IE 708: Markov Decision Processes

Prerequisite: IE 611 or equivalent or Instructor's consent


Overview of decision making in the context of stochastic systems evolving over time--examples. Framework and some types of cost criteria: Expected total cost, Discounted cost and Average cost. Finite horizon models; Some classes of policies; Optimality of Markov policies; Dynamic programming principle and algorithm.
Infinite horizon models: Stationary models, Adequacy of Markov policies. Discounted cost models: Optimality of Markov (pure) policies. Policy iteration, value iteration and modified policy iteration algorithms. Linear and convex programming formulations. Average cost models: Unichain and multichain models. Iterative algorithms. Linear and convex programming formulations. Expected total cost models: Positive and Negative models. Math programming formulations of optimal policies.
Learning algorithms: Q-learning algorithms, reinforcement learning algorithms, actor-critic algorithms.

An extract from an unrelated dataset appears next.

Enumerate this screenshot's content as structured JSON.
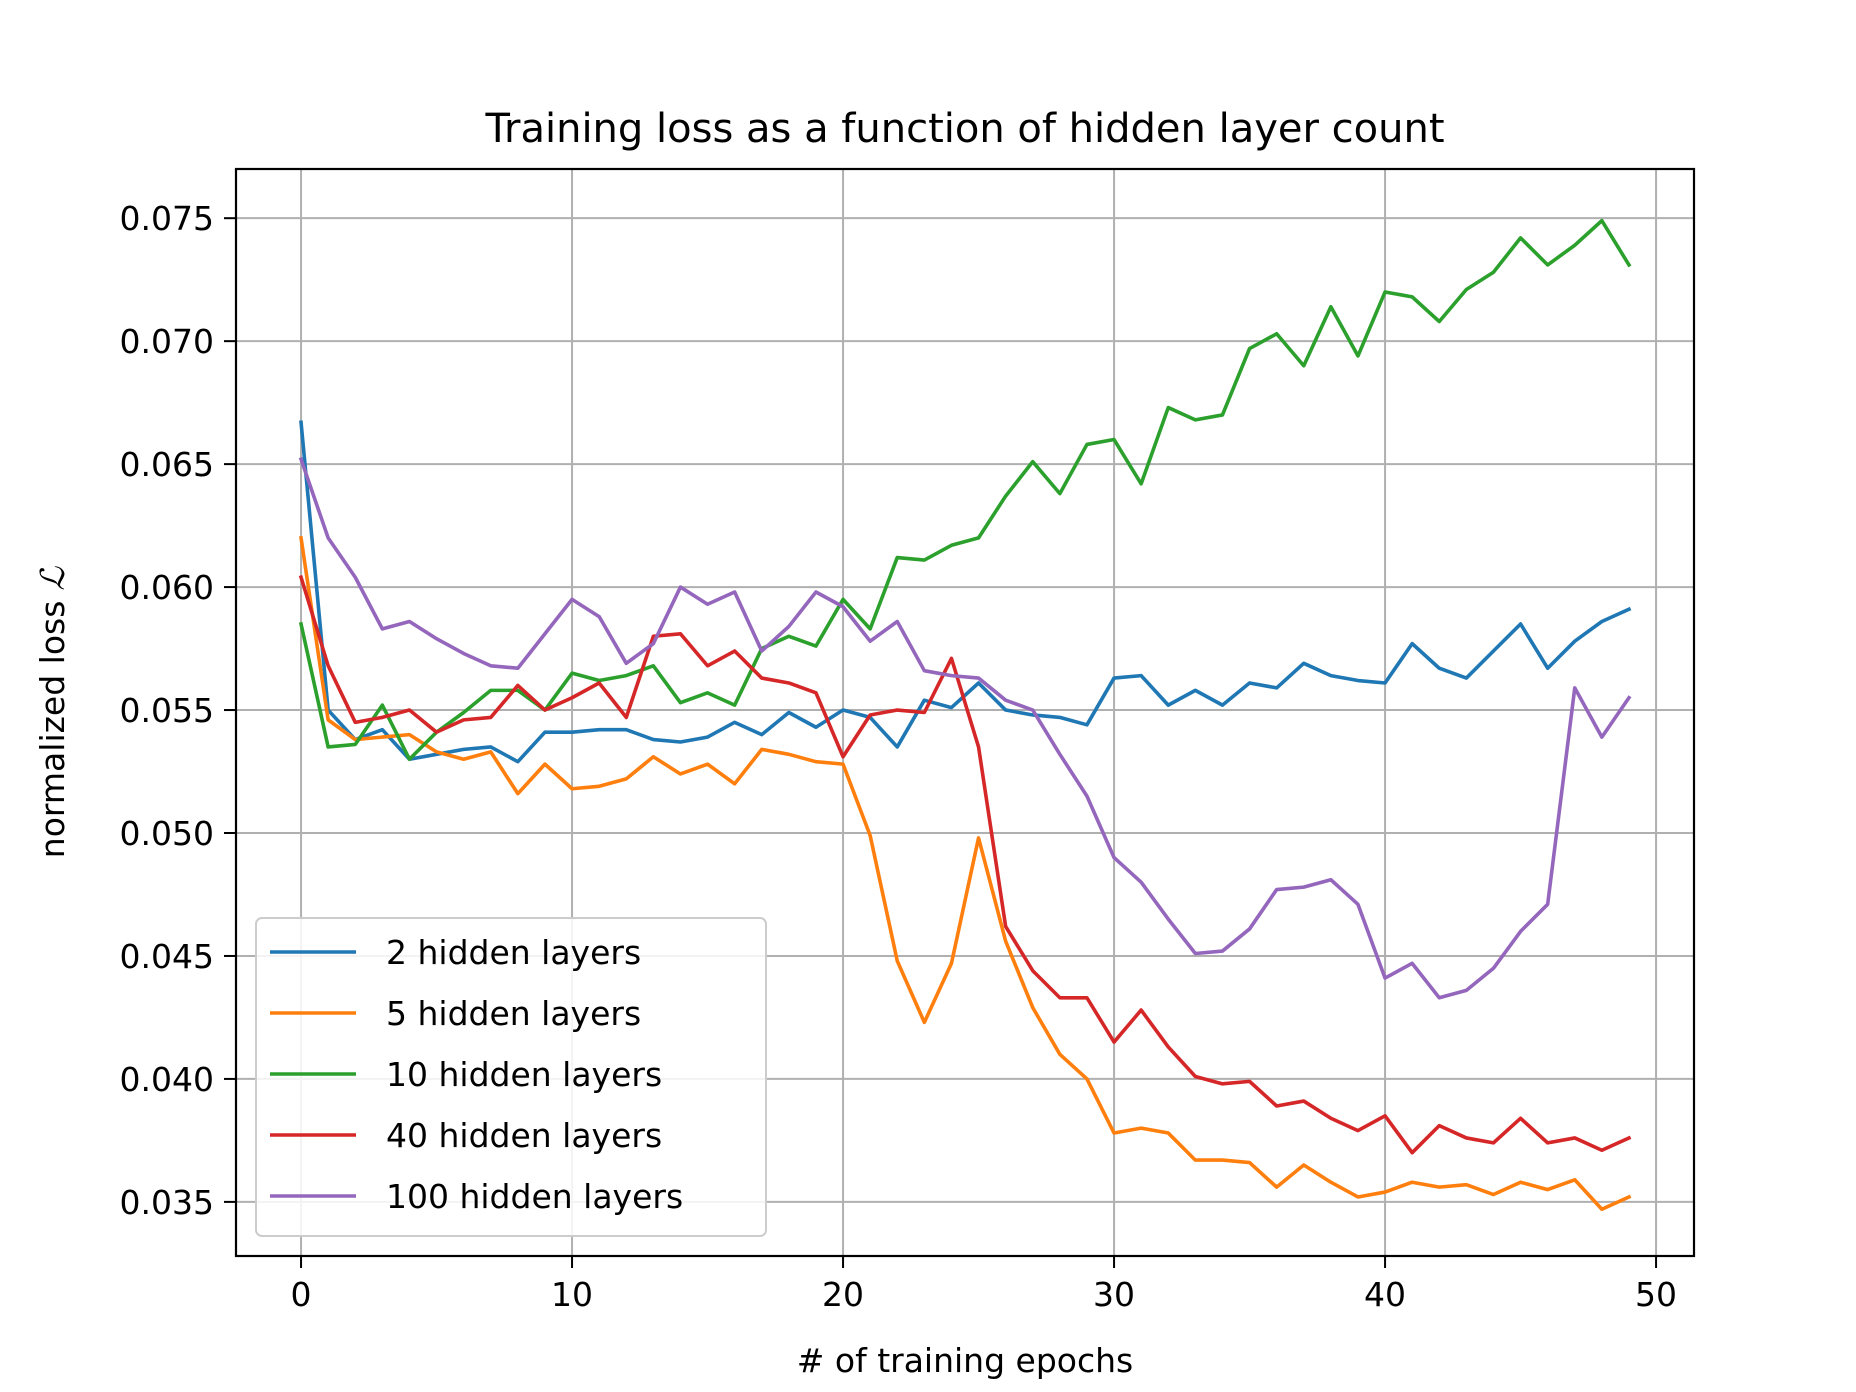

  • M. Puterman, Markov Decision Processes, Wiley, 1994
  • D. Bertsekas, Dynamic Programming and Optimal Control Volumes 1 and 2, Athena Scientific, Belmont, 1995
  • E. Fienberg and A. Shwartz, Handbook of Markov Decision Processes, Kluwer, 2002
  • E. Altman, Constrained Markov Decision Processes, Chapman Hall/CRC, 1999
  • J. Filar and O. Vrize, Competitive Markov Decision Processes, Springer, 1997
  • D. Bertsekas and J. Tsitsiklis, Neuro-dynamic programming, Athena Scientific, Belmont, 1996
  • Open Literature